第2章 屋形船ー高杉の勘違い
万斉『紅殿、そろそろ話を終えても良いでごさるか?』
うんざりした様子で万斉が話を止めた時すでに日は、地平線に消えいこうとしていた。
紅『あ、悪いねこんな長い時間まで、おかげさまで高杉のことが良く分かったよ♪』
万斉にたくさん話を聞いた私は上機嫌で部屋を出て行った。
ガチャリ
万斉『はぁ……高杉殿にも、あれくらい饒舌に話せば良いものの、なぜ高杉殿には強気なのだろうか……?』
紅『〜〜♪』
万斉の話を聞いた私は鼻歌を歌いながら自室に戻っていた……。
高杉『オイ』
紅『あ、高杉!!』
機嫌が良い私は、高杉の背後から漏れる殺気に気がつかなかった。
それが、いけなかったのだ。
高杉『ーーっ、お前ェ最近万斉の部屋によく行くなァ……?』
紅『へっ?』
ここで、やっと高杉の異変に気がついた。
高杉『……、浮気か……。』
紅『はぁっ?んな訳ないじゃんっ!!なんで私が万斉といちゃつかないといけないといけないのよっ』
高杉の突然の言葉に語気を荒げてしまう。それが一番高杉の機嫌を損なうことも知っていたが。
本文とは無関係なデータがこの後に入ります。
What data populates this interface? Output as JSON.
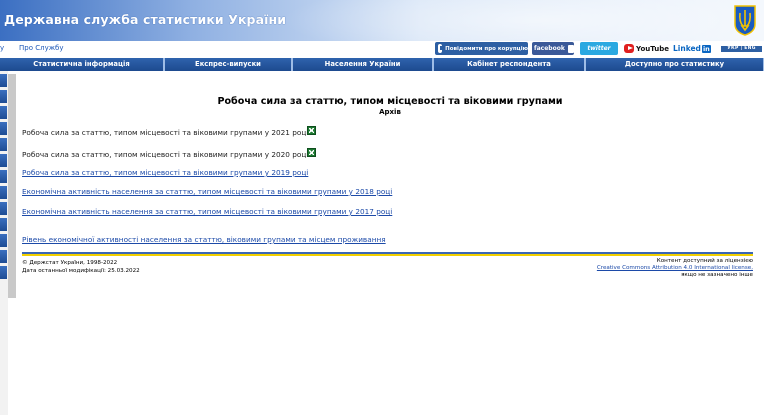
{
  "header": {
    "title": "Державна служба статистики України"
  },
  "subnav": {
    "link_partial": "у",
    "about": "Про Службу"
  },
  "social": {
    "corruption": "Повідомити про корупцію",
    "facebook": "facebook",
    "twitter": "twitter",
    "youtube": "YouTube",
    "linkedin_text": "Linked",
    "linkedin_in": "in",
    "lang": "УКР | ENG"
  },
  "nav": {
    "items": [
      "Статистична інформація",
      "Експрес-випуски",
      "Населення України",
      "Кабінет респондента",
      "Доступно про статистику"
    ]
  },
  "main": {
    "title": "Робоча сила за статтю, типом місцевості та віковими групами",
    "subtitle": "Архів",
    "entries": [
      "Робоча сила за статтю, типом місцевості та віковими групами у 2021 році",
      "Робоча сила за статтю, типом місцевості та віковими групами у 2020 році",
      "Робоча сила за статтю, типом місцевості та віковими групами у 2019 році",
      "Економічна активність населення за статтю, типом місцевості та віковими групами у 2018 році",
      "Економічна активність населення за статтю, типом місцевості та віковими групами у 2017 році",
      "Рівень економічної активності населення за статтю, віковими групами та місцем проживання"
    ]
  },
  "footer": {
    "copyright": "© Держстат України, 1998-2022",
    "modified": "Дата останньої модифікації: 25.03.2022",
    "license_line1": "Контент доступний за ліцензією",
    "license_link": "Creative Commons Attribution 4.0 International license,",
    "license_line3": "якщо не зазначено інше"
  },
  "colors": {
    "nav_blue": "#1d4a8f",
    "link_blue": "#1c4aa8",
    "excel_green": "#1e7a32",
    "flag_yellow": "#f2d000"
  }
}
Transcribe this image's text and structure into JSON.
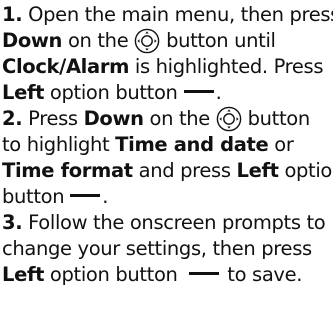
{
  "steps": [
    {
      "number": "1.",
      "t1": "Open the main menu, then press",
      "k1": "Down",
      "t2": "on the",
      "t3": "button until",
      "k2": "Clock/Alarm",
      "t4": "is highlighted. Press",
      "k3": "Left",
      "t5": "option button",
      "t6": "."
    },
    {
      "number": "2.",
      "t1": "Press",
      "k1": "Down",
      "t2": "on the",
      "t3": "button",
      "t4": "to highlight",
      "k2": "Time and date",
      "t5": "or",
      "k3": "Time format",
      "t6": "and press",
      "k4": "Left",
      "t7": "option",
      "t8": "button",
      "t9": "."
    },
    {
      "number": "3.",
      "t1": "Follow the onscreen prompts to",
      "t2": "change your settings, then press",
      "k1": "Left",
      "t3": "option button",
      "t4": "to save."
    }
  ],
  "icons": {
    "nav": "nav-key-icon",
    "option": "option-button-icon"
  },
  "colors": {
    "text": "#111111",
    "background": "#ffffff"
  }
}
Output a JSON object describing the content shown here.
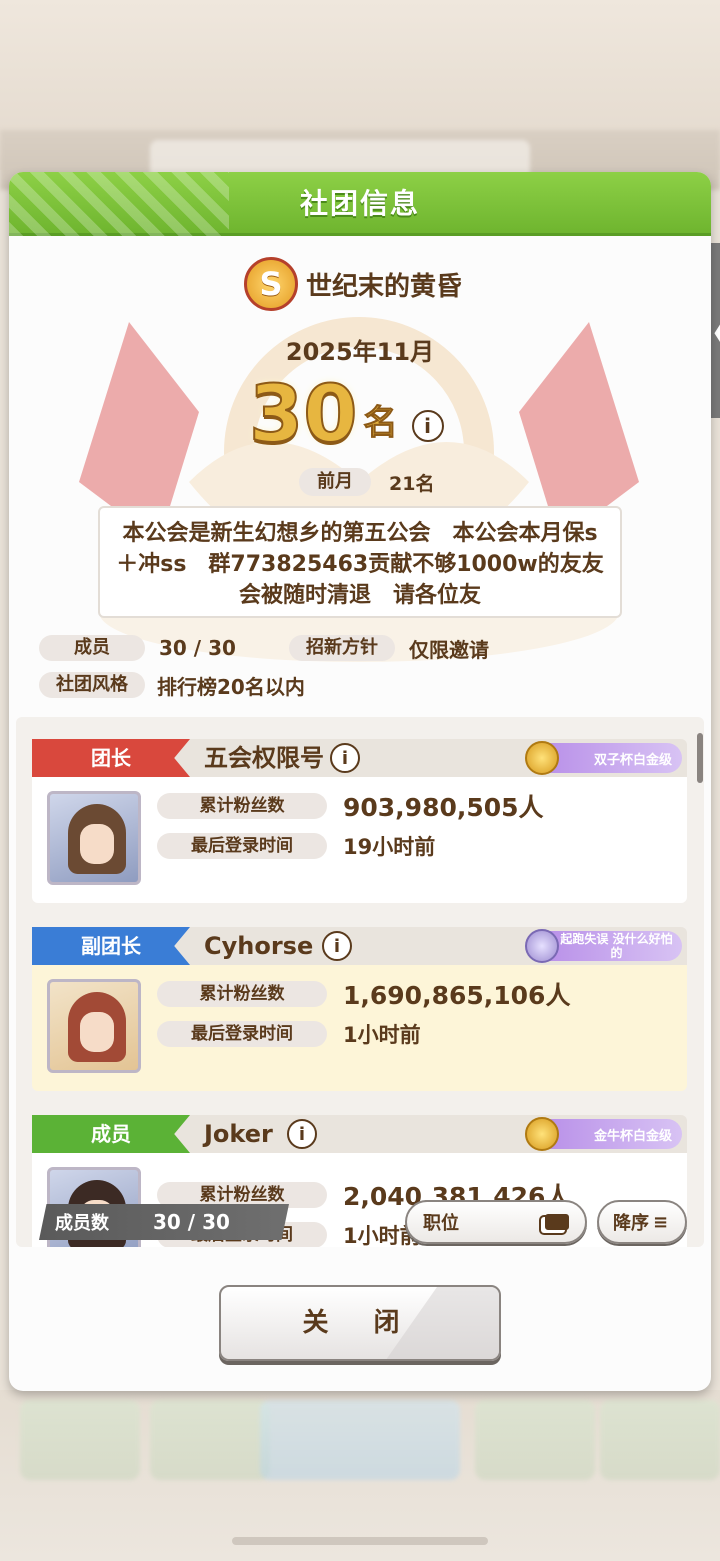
{
  "dialog": {
    "title": "社团信息",
    "close_label": "关 闭"
  },
  "guild": {
    "badge_letter": "S",
    "name": "世纪末的黄昏",
    "month": "2025年11月",
    "rank_number": "30",
    "rank_unit": "名",
    "info_glyph": "i",
    "prev_label": "前月",
    "prev_value": "21名",
    "description": "本公会是新生幻想乡的第五公会　本公会本月保s＋冲ss　群773825463贡献不够1000w的友友会被随时清退　请各位友",
    "members_label": "成员",
    "members_value": "30 / 30",
    "policy_label": "招新方针",
    "policy_value": "仅限邀请",
    "style_label": "社团风格",
    "style_value": "排行榜20名以内"
  },
  "members": [
    {
      "role": "团长",
      "role_color": "#d9483d",
      "name": "五会权限号",
      "title": "双子杯白金级",
      "fans_label": "累计粉丝数",
      "fans": "903,980,505人",
      "login_label": "最后登录时间",
      "login": "19小时前"
    },
    {
      "role": "副团长",
      "role_color": "#3a7dd6",
      "name": "Cyhorse",
      "title": "起跑失误 没什么好怕的",
      "fans_label": "累计粉丝数",
      "fans": "1,690,865,106人",
      "login_label": "最后登录时间",
      "login": "1小时前"
    },
    {
      "role": "成员",
      "role_color": "#5bb236",
      "name": "Joker",
      "title": "金牛杯白金级",
      "fans_label": "累计粉丝数",
      "fans": "2,040,381,426人",
      "login_label": "最后登录时间",
      "login": "1小时前"
    }
  ],
  "footer": {
    "count_label": "成员数",
    "count_value": "30 / 30",
    "role_button": "职位",
    "sort_button": "降序",
    "sort_icon": "≡"
  },
  "side_tab": {
    "glyph": "〈"
  }
}
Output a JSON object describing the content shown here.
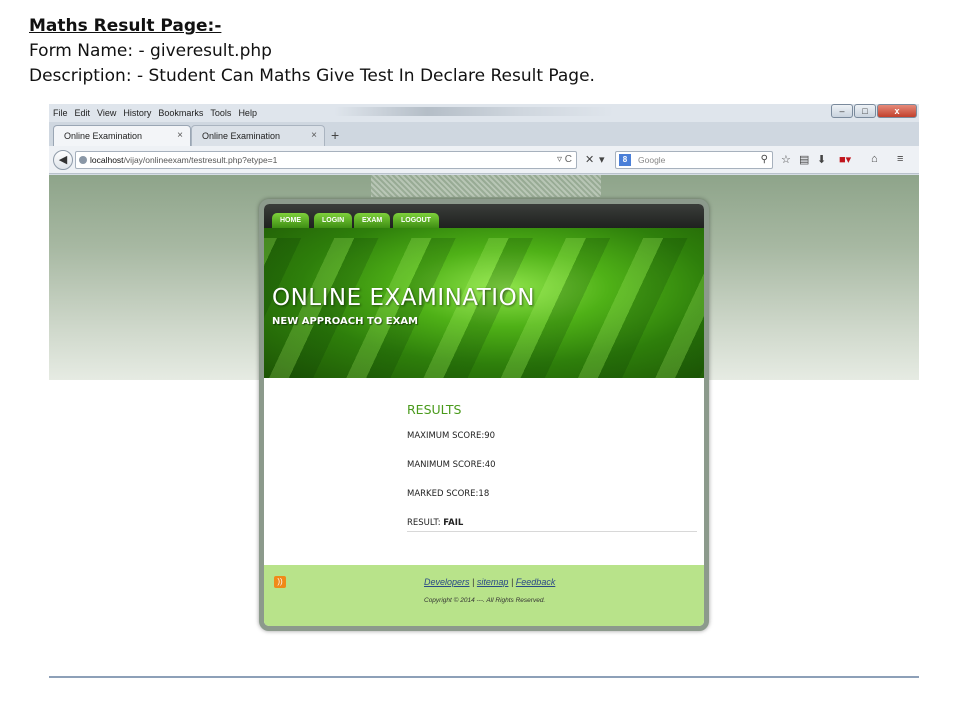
{
  "slide": {
    "title": "Maths Result Page:-",
    "form_name": "Form Name: - giveresult.php",
    "description": "Description: - Student Can Maths Give Test In Declare Result Page."
  },
  "browser": {
    "menu": [
      "File",
      "Edit",
      "View",
      "History",
      "Bookmarks",
      "Tools",
      "Help"
    ],
    "tabs": [
      {
        "label": "Online Examination",
        "active": true
      },
      {
        "label": "Online Examination",
        "active": false
      }
    ],
    "url": {
      "host": "localhost",
      "path": "/vijay/onlineexam/testresult.php?etype=1"
    },
    "search_placeholder": "Google"
  },
  "site": {
    "nav": [
      "HOME",
      "LOGIN",
      "EXAM",
      "LOGOUT"
    ],
    "banner_title": "ONLINE EXAMINATION",
    "banner_subtitle": "NEW APPROACH TO EXAM",
    "results": {
      "heading": "RESULTS",
      "maximum_score": "MAXIMUM SCORE:90",
      "minimum_score": "MANIMUM SCORE:40",
      "marked_score": "MARKED SCORE:18",
      "result_label": "RESULT:",
      "result_value": "FAIL"
    },
    "footer": {
      "links": [
        "Developers",
        "sitemap",
        "Feedback"
      ],
      "separator": "|",
      "copyright": "Copyright © 2014 ---. All Rights Reserved."
    }
  },
  "colors": {
    "accent_green": "#4a9a1c",
    "footer_bg": "#b8e38a",
    "nav_button": "#5fb02a"
  }
}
高杉『ーーっ、だったらなんで俺にはそんな可愛げがねぇんだよっ!!!!』
しまった、と思った時には遅く怒りに震える声で高杉が怒鳴ってきていた。
紅『えっ……それは……』
急に言われた問いかけに戸惑う。
高杉のことは、大好きだ。だがつい、いつも高杉に対して強気になってしまうのだ。